By the mid-20th century, neutrals had an established luxury pedigree. Christian Dior is believed to have announced that grey “will prevail,” at the height of his career in the 1940s. His signature tint - a warm, silvery shade called Trianon or Montaigne grey that recalled the gravel driveway of his childhood home - has been a brand signature ever since, deployed as a way of drawing the eye to fastidious details that might be missed on a garment in a showier shade. Gabrielle Chanel and her maison have been similarly enamoured with beige, a love said to be inspired either by the sandy beach at Deauville in France or the plain, stretchy jersey of her lover’s sportswear. Later, Phoebe Philo, while at the helm of Chloe and Celine in the 2000s and 2010s, made flowing clothes that mixed masculine tailoring with peekaboo femininity in tonal taupe, cream, greige and beige into cool-girl staples and shifted the trajectory of the luxury industry.

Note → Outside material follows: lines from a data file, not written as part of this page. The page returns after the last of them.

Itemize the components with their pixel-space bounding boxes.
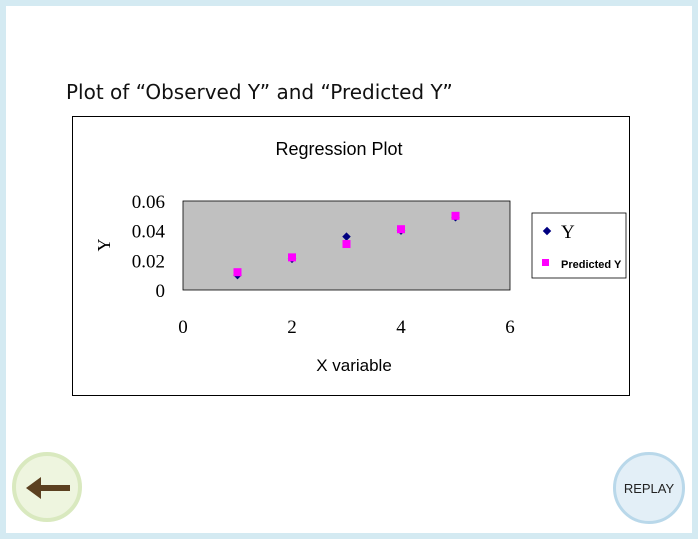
y-tick-label: 0.04 — [132, 222, 166, 243]
back-button[interactable] — [12, 452, 82, 522]
legend-box — [531, 212, 627, 279]
y-tick-label: 0 — [156, 281, 166, 302]
x-axis-ticks: 0 2 4 6 — [178, 317, 515, 338]
chart-container: Regression Plot 0 0.02 0.04 0.06 0 2 4 6 Y X v… — [72, 116, 630, 396]
predicted-point — [233, 268, 242, 277]
x-tick-label: 6 — [505, 317, 515, 338]
page-title: Plot of “Observed Y” and “Predicted Y” — [66, 80, 453, 104]
legend-marker-predicted — [542, 259, 549, 266]
legend-label-y: Y — [561, 222, 575, 243]
data-points — [233, 211, 460, 280]
y-tick-label: 0.06 — [132, 192, 165, 213]
left-arrow-icon — [26, 477, 70, 499]
predicted-point — [342, 240, 351, 249]
y-tick-label: 0.02 — [132, 251, 165, 272]
x-tick-label: 4 — [396, 317, 406, 338]
replay-button[interactable]: REPLAY — [613, 452, 685, 524]
legend: Y Predicted Y — [531, 212, 627, 279]
legend-label-predicted: Predicted Y — [561, 259, 622, 271]
predicted-point — [451, 211, 460, 220]
regression-chart: Regression Plot 0 0.02 0.04 0.06 0 2 4 6 Y X v… — [94, 139, 627, 375]
predicted-point — [288, 253, 296, 262]
x-tick-label: 0 — [178, 317, 188, 338]
predicted-point — [397, 225, 405, 234]
x-axis-label: X variable — [316, 356, 392, 375]
y-axis-label: Y — [94, 239, 114, 252]
chart-title: Regression Plot — [275, 139, 402, 159]
x-tick-label: 2 — [287, 317, 297, 338]
observed-point — [342, 232, 351, 241]
y-axis-ticks: 0 0.02 0.04 0.06 — [132, 192, 166, 302]
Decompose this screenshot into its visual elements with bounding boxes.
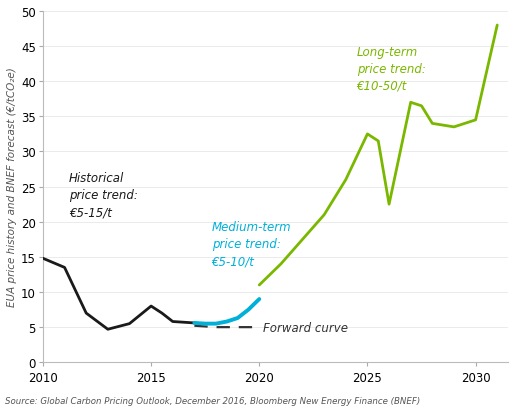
- Text: Forward curve: Forward curve: [263, 321, 348, 334]
- Text: Historical
price trend:
€5-15/t: Historical price trend: €5-15/t: [69, 172, 138, 219]
- Y-axis label: EUA price history and BNEF forecast (€/tCO₂e): EUA price history and BNEF forecast (€/t…: [7, 67, 17, 307]
- Text: Medium-term
price trend:
€5-10/t: Medium-term price trend: €5-10/t: [212, 221, 291, 268]
- Text: Source: Global Carbon Pricing Outlook, December 2016, Bloomberg New Energy Finan: Source: Global Carbon Pricing Outlook, D…: [5, 396, 420, 405]
- Text: Long-term
price trend:
€10-50/t: Long-term price trend: €10-50/t: [356, 46, 425, 92]
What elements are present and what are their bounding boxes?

Neutrals aren't going away anytime soon. Photo / Getty Images
Neutrals aren't going away anytime soon. Photo / Getty Images

Today, most agree that the future looks bright for neutrals. For every skeptic mocking sad beige and millennial grey, there is a score of others using phrases such as “quiet luxury,” “stealth wealth,” “thoughtful Scandinavian minimalism” and “Japandi style.” For Jane Boddy, a trend forecaster and member of the Pantone Color Institute, the appetite for neutrals continues to be a way of focusing on quality of materials and design, but there are other factors at play, too. She sees neutrals becoming more complex, with mellow undertones of peach, yellow, lilac or green.

Joanne Thomas, director of colour at the Fashion Snoops trend forecasting agency, points out that neutrals “signal affluence through subtlety” and “photograph beautifully,” reflecting the kind of curated lifestyles that perform well on social media. They exude, in her words, “a sense of calm, simplicity and control,” something that is particularly appealing when global events feel overwhelming.

Because few would accuse today’s current events of lacking drama, it seems likely neutrals will remain a well-established cultural juggernaut. This will, of course, make them an irresistible target for anyone determined to skewer the status quo and present themselves as countercultural. Realists, however, know that neutrals are inevitable, the chromatic equivalent of death and taxes. No matter how cruel the gibes, you needn’t feel sad for beige.